Il aurait pu taper dur sur Sarkozy d’accord mais…aussi sur sa gauche pour équilibrer ! Du coup il a totalement perdu le centre droit sans rien gagner sur le PS qui s’est appuyé sur ses élus locaux pour donner un semblant de regain national. Et il a désormais affiché sa dépendance totale vis-à-vis de celui –ci…pourquoi les gens auraient ils voté pour un inutile parti de centre gauche quand le PS était ainsi relégitimé par les avances de FB ?
En plus il a laissé les Verts moribonds en 2007 reprendre la main sur l’écologie…Et si on ajoute à ça une gestion « hyperprésidentialiste et égotique » à la Sarkozy du Modem…On ne sait plus qui est FB et encore moins ce qu’est ou ce que veut le Modem.

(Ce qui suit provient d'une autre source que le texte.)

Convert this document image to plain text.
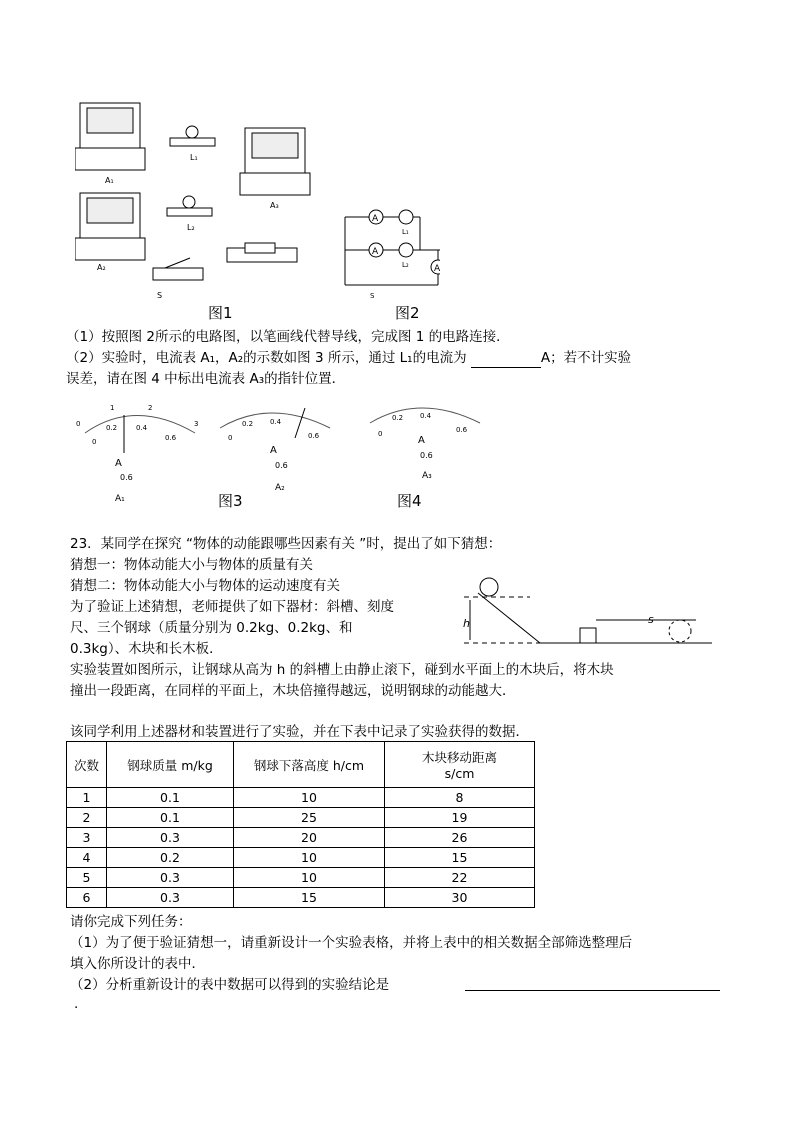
A₁
A₂
L₁
L₂
A₃
S
A
A
A
L₁
L₂
S
图1	图2
（1）按照图 2所示的电路图，以笔画线代替导线，完成图 1 的电路连接．
（2）实验时，电流表 A₁，A₂的示数如图 3 所示，通过 L₁的电流为	A；若不计实验
误差，请在图 4 中标出电流表 A₃的指针位置．
0
0.2	0.4
0.6
0
1	2
3
A
0.6
A₁
0
0.2 0.4
0.6
A
0.6
A₂
0
0.2 0.4
0.6
A
0.6
A₃
图3	图4
23．某同学在探究 “物体的动能跟哪些因素有关 ”时，提出了如下猜想：
猜想一：物体动能大小与物体的质量有关
猜想二：物体动能大小与物体的运动速度有关
为了验证上述猜想，老师提供了如下器材：斜槽、刻度
尺、三个钢球（质量分别为 0.2kg、0.2kg、和
0.3kg）、木块和长木板．
h	s
实验装置如图所示，让钢球从高为 h 的斜槽上由静止滚下，碰到水平面上的木块后，将木块
撞出一段距离，在同样的平面上，木块倍撞得越远，说明钢球的动能越大．
该同学利用上述器材和装置进行了实验，并在下表中记录了实验获得的数据．
次数	钢球质量 m/kg	钢球下落高度 h/cm	木块移动距离
s/cm

1	0.1	10	8
2	0.1	25	19
3	0.3	20	26
4	0.2	10	15
5	0.3	10	22
6	0.3	15	30
请你完成下列任务：
（1）为了便于验证猜想一，请重新设计一个实验表格，并将上表中的相关数据全部筛选整理后
填入你所设计的表中．
（2）分析重新设计的表中数据可以得到的实验结论是
.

Je ne vois aujourd’hui que le retour aux fondamentaux de cette indépendance en vue de 2012 avec un projet clair et surtout compréhensible autour de quelques points clés (Le livre orange est inaccessible intellectuellement au citoyen moyen). Lepage est à mon avis entré dans une impasse en allant vers EE (dominée par des Verts ancrés à gauche et la stratégie d’union avec le PS de DCB) et peut en revenir. Villepin affaiblit Sarkozy mais n’a aucune chance réelle dans un duel avec lui et ne lui fera pas le cadeau de le soutenir. Il n’est pas illégitime non plus de penser que le PS va être tiraillé par la recherche de son candidat présidentiel et sauvera au mieux son unité par un classicisme sans envergure qu’il aura du mal à dynamiser contre un Président sortant. Le NC n’existe pas. Quant à l’UMP elle est dans le doute sur son fondement même à savoir son unité.

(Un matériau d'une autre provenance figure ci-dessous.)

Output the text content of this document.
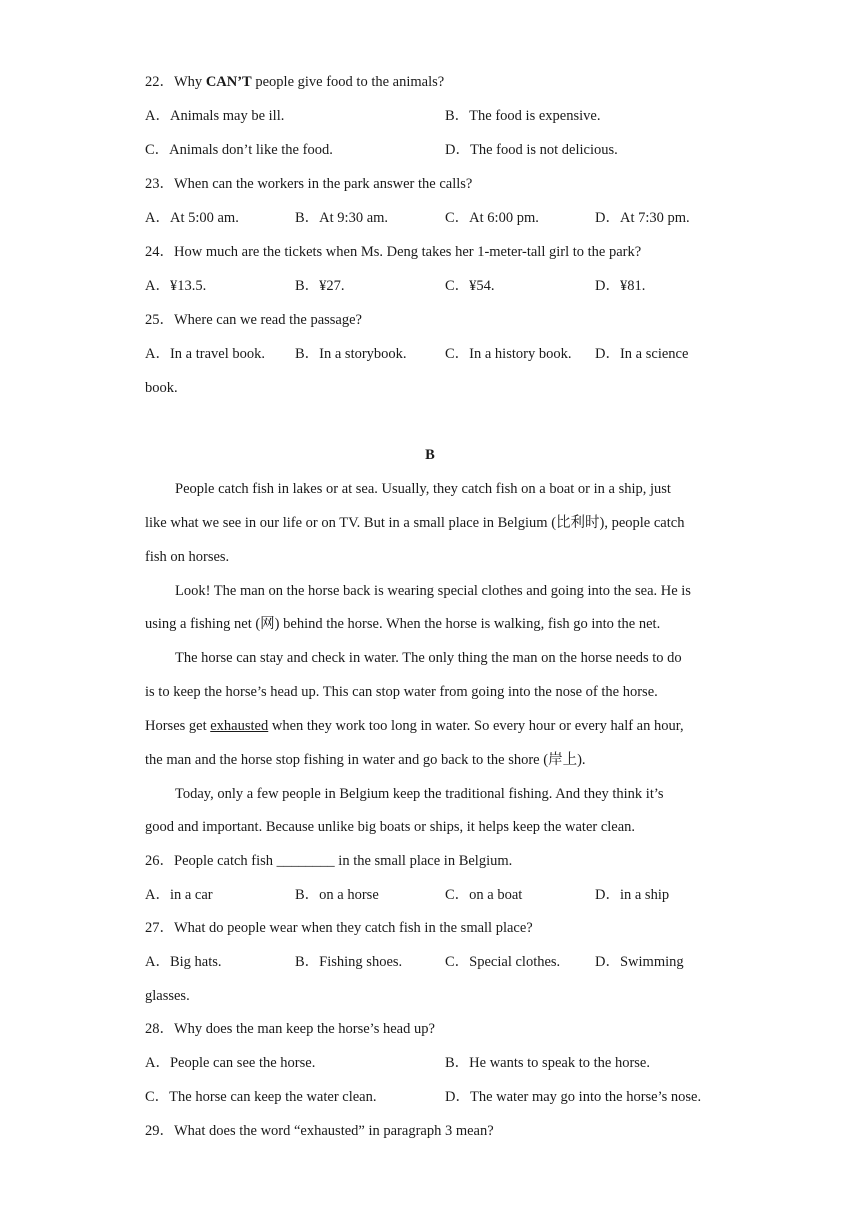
22．Why CAN’T people give food to the animals?
A．Animals may be ill.	B．The food is expensive.
C．Animals don’t like the food.	D．The food is not delicious.
23．When can the workers in the park answer the calls?
A．At 5:00 am.	B．At 9:30 am.	C．At 6:00 pm.	D．At 7:30 pm.
24．How much are the tickets when Ms. Deng takes her 1-meter-tall girl to the park?
A．¥13.5.	B．¥27.	C．¥54.	D．¥81.
25．Where can we read the passage?
A．In a travel book. B．In a storybook.	C．In a history book. D．In a science
book.
B
People catch fish in lakes or at sea. Usually, they catch fish on a boat or in a ship, just
like what we see in our life or on TV. But in a small place in Belgium (比利时), people catch
fish on horses.
Look! The man on the horse back is wearing special clothes and going into the sea. He is
using a fishing net (网) behind the horse. When the horse is walking, fish go into the net.
The horse can stay and check in water. The only thing the man on the horse needs to do
is to keep the horse’s head up. This can stop water from going into the nose of the horse.
Horses get exhausted when they work too long in water. So every hour or every half an hour,
the man and the horse stop fishing in water and go back to the shore (岸上).
Today, only a few people in Belgium keep the traditional fishing. And they think it’s
good and important. Because unlike big boats or ships, it helps keep the water clean.
26．People catch fish ________ in the small place in Belgium.
A．in a car	B．on a horse	C．on a boat	D．in a ship
27．What do people wear when they catch fish in the small place?
A．Big hats.	B．Fishing shoes.	C．Special clothes. D．Swimming
glasses.
28．Why does the man keep the horse’s head up?
A．People can see the horse.	B．He wants to speak to the horse.
C．The horse can keep the water clean.	D．The water may go into the horse’s nose.
29．What does the word “exhausted” in paragraph 3 mean?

Tout n’est donc pas perdu … Dépasser le PS… ? Oui ! Mais en courant dans son couloir et pas derrière lui. FB est il prêt à se remettre en cause ? A-t-il encore les moyens organisationnels de son ambition ? Ne doit il pas prendre du recul et de la hauteur pour dépasser le simple appui de son parti et lui donner à lui aussi de l’espace en vue des législatives ? N’a-t-il pas été simplement mortellement blessé par le « tu es trop minable pour être Président » de DCB ? On ne tutoie pas un Président et un Président ne s’abaisse pas. C'est peut être à la prochaine confrontation avec Cohn-Bendit que tout se jouera sinon.
Écrit par : zapataz | 20 mars 2010
Le Glacier Belge vous soutient, vaut mieux se sentir indépendant entre ces deux blocs, un de Droite qui ne représente pas vraiment les Républicains Conservateurs et un de Gauche qui sera obligé de s'allier avec le Front De Gauche ce qui ne représentera pas vraiment les Sociaux-Démocrates. Par conséquent les Socialistes Modérés ou Centre Gauche ainsi que les déçus de cette Droite Bling Bling où les gens ne savent plus quoi voter, le Centre Droit ; je pense que Mr.Bayrou peut légitimement rassembler tout le Centre en son entier de Gauche à Droite en passant par les Ecologistes Indépendant. Mon désir serait de faire un partit allant de Jacques Delors à feu Raymond Barre.